How are the measurements so accurate?
Answer
It is a misconception that LIGO is a very accurate instrument, it has an uncertainty in calibration which is on the order of 10%. This means that the measured strain amplitude of GW150914 of $1.0 \cdot 10^{-21}$ could easily have been $1.1 \cdot 10^{-21}$. Note that this is just a scaling error.
LIGO is however extremely sensitive, it can measure relative length variations on the order of $10^{-22}$, but only in a bandwidth between 10 and 2000 Hz. At lower frequencies, the measurement fluctuates by several orders of magnitude more. You need to do band-pass filtering to reveal the actual signal.
As already mentioned in Chris's answer, a Michelson interferometer can only measure incremental changes in the path length difference. It does not say anything about the absolute length of the arms, and not even about the absolute difference in arm lengths. For a perfect Michelson interferometer, the resulting power on the photodiode is$$P = \frac{P_0}{2} \left(1 + \sin\left(4 \pi \frac{L_1 - L_2}{\lambda}\right)\right)\,,$$which will only tell you how much the difference in the arm lengths changes over time.

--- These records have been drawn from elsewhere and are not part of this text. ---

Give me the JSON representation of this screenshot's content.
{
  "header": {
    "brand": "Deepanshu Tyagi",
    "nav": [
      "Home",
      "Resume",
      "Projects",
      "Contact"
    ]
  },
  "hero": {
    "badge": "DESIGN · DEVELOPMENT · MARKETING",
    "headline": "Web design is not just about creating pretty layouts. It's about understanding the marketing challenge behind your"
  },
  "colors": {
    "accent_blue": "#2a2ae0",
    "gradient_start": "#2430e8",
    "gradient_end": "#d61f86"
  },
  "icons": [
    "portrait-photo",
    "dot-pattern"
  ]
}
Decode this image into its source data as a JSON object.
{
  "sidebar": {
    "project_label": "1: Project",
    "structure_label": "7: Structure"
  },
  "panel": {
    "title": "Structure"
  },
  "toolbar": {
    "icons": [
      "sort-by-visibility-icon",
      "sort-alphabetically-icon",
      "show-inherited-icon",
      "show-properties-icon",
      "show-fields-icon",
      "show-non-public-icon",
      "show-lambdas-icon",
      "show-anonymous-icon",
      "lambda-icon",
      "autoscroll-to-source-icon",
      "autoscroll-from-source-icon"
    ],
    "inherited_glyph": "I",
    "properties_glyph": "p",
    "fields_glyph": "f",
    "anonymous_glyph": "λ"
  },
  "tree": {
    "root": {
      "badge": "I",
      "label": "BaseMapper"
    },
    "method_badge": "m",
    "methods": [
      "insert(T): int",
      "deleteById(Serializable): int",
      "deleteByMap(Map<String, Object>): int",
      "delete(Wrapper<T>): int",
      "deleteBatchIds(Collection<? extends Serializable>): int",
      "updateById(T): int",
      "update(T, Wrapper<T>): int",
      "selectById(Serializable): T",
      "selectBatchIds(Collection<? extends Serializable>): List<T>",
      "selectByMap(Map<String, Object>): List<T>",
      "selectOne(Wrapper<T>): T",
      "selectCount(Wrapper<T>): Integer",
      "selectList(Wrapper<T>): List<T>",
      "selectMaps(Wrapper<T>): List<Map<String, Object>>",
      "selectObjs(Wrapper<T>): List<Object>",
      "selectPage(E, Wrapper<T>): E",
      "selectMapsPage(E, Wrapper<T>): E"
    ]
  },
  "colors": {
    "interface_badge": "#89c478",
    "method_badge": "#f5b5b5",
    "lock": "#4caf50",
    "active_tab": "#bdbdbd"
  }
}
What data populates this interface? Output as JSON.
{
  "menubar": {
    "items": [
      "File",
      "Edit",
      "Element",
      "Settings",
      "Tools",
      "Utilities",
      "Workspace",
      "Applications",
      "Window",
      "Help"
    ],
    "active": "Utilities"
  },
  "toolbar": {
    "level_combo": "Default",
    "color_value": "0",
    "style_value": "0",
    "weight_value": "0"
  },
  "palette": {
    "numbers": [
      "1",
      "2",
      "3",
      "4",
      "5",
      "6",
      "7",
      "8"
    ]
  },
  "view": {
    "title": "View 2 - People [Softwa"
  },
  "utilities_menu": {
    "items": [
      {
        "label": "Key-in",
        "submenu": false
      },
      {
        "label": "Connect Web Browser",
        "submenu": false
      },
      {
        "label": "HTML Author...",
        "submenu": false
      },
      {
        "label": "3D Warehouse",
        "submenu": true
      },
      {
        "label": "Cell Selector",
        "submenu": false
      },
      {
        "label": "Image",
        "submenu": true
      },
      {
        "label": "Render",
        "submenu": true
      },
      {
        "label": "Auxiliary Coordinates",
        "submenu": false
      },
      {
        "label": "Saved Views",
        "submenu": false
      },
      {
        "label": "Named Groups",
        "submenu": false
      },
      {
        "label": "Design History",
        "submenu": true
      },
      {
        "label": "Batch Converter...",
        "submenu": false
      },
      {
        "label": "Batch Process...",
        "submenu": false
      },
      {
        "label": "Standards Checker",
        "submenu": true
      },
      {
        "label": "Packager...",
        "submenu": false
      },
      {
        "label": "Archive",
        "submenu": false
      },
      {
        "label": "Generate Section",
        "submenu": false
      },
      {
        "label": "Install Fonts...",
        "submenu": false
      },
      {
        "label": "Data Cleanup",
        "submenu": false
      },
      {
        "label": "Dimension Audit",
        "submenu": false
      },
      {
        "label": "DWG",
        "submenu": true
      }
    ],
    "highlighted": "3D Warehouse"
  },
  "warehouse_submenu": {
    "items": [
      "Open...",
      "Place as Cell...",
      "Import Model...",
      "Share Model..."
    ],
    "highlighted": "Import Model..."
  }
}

Still, there are reasons why you want to have the long arms as equal as possible. For a simple bench-top interferometer with a crappy laser diode, the path lengths need to be reasonably similar, otherwise you run into problems with the coherence length. This is not an issue for LIGO, they use Nd:YAG lasers which already have a coherence length measured in kilometers when running alone. These lasers are further pre-stabilized by locking them on ~16 meter suspended cavities, and finally the laser frequency is locked on the average length of the two 4 km long arms. The resulting line-width of the laser is on the order of 10 mHz, so a coherence length larger than $10^{10}$ meters ...
You still want to make the length of the 4 km arms pretty equal, since any imbalance would couple residual noise of the laser frequency to the differential length measurement. With standard GPS-based surveying methods, the mirrors are positioned with an accuracy on the order of millimeters. There is no need to do this much more accurate, since there are other sources of asymmetry that can couple frequency noise to the differential measurement, such as the differences in absorption and reflection of the mirrors used in the two arms.